Walka o fotel prezydenta Gdańska przybiera na sile. Trzech kandydatów z największym poparciem, ale który z nich ma przewagę?
31,8-procentowe poparcie w wyborach prezydenckich uzyskałby Jarosław Wałęsa. Tuż za nim uplasowali się Paweł Adamowicz i Kacper Płażyński. Tak wynika z sondażu prezydenckiego przeprowadzonego przez Instytut Badań Społecznych i Rynkowych IBRiS dla Onetu i „Faktu”. Paweł Adamowicz, obecny prezydent Gdańska, który ponownie ubiega się o to stanowisko, zyskał w sondażu 27,5-procentowe poparcie, a Kacper Płażyński z PiS – 26,6 proc. Na końcu listy znaleźli się: Andrzej Ceynowa (kandydat SLD – 3,1 proc.), Elżbieta Jachlewska (Lepszy Gdańsk – 2,6 proc,) oraz Jacek Hołubowski („Gdańsk Tworzą Mieszkańcy” – 2,3 proc.).
Kandydaci skomentowali już wyniki za pośrednictwem FB. Paweł Adamowicz napisał: „Mój osobisty wynik jest dobry. Dziękuję za zaufanie! Ten dobry wynik motywuje do jeszcze większego zaangażowania, do jeszcze lepszej codziennej pracy na rzecz miasta”. Z kolei Jarosław Wałęsa podziękował mieszkańcom Gdańska za wsparcie. „Wiele ciężkiej pracy przed nami, najważniejszy sondaż odbędzie się 21 października przy wyborczych urnach” – napisał. Chęć pójścia na wybory samorządowe wyraziło 44,4 proc. ankietowanych. 11,9 proc. „raczej” wzięłoby udział w głosowaniu. Przypomnijmy, że w kwietniu br. „Dziennik Bałtycki” przprowadził pierwszy sondaż prezydencki w Gdańsku i Gdyni.

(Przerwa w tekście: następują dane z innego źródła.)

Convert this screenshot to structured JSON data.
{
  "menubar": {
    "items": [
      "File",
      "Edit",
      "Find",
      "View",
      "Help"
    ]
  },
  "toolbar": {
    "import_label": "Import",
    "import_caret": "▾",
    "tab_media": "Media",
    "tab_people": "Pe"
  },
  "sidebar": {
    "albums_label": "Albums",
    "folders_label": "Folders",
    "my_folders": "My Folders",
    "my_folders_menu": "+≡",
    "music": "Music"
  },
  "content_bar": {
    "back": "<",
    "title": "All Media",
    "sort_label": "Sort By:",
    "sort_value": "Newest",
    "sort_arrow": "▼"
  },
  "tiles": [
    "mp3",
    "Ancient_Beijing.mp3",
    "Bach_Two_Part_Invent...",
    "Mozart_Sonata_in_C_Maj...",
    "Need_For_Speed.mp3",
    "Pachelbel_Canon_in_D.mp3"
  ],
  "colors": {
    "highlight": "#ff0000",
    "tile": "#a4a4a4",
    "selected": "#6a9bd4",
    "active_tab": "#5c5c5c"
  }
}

Przepytaliśmy 600 osób z Gdańska i Gdyni, zadając im pytanie o najlepszego, ich zdaniem, kandydata na prezydenta miasta. Mieszkańcy Gdańska chcą zmiany, a w sondażu prowadził zdecydowanie Jarosław Wałęsa (37,3 proc.). Za nim uplasował się Kacper Płażyński z wynikiem 22 proc., a na trzecim miejscu znalazł się Paweł Adamowicz (21,7 proc.). Pierwsza tura wyborów samorządowych odbędzie się 21 października br.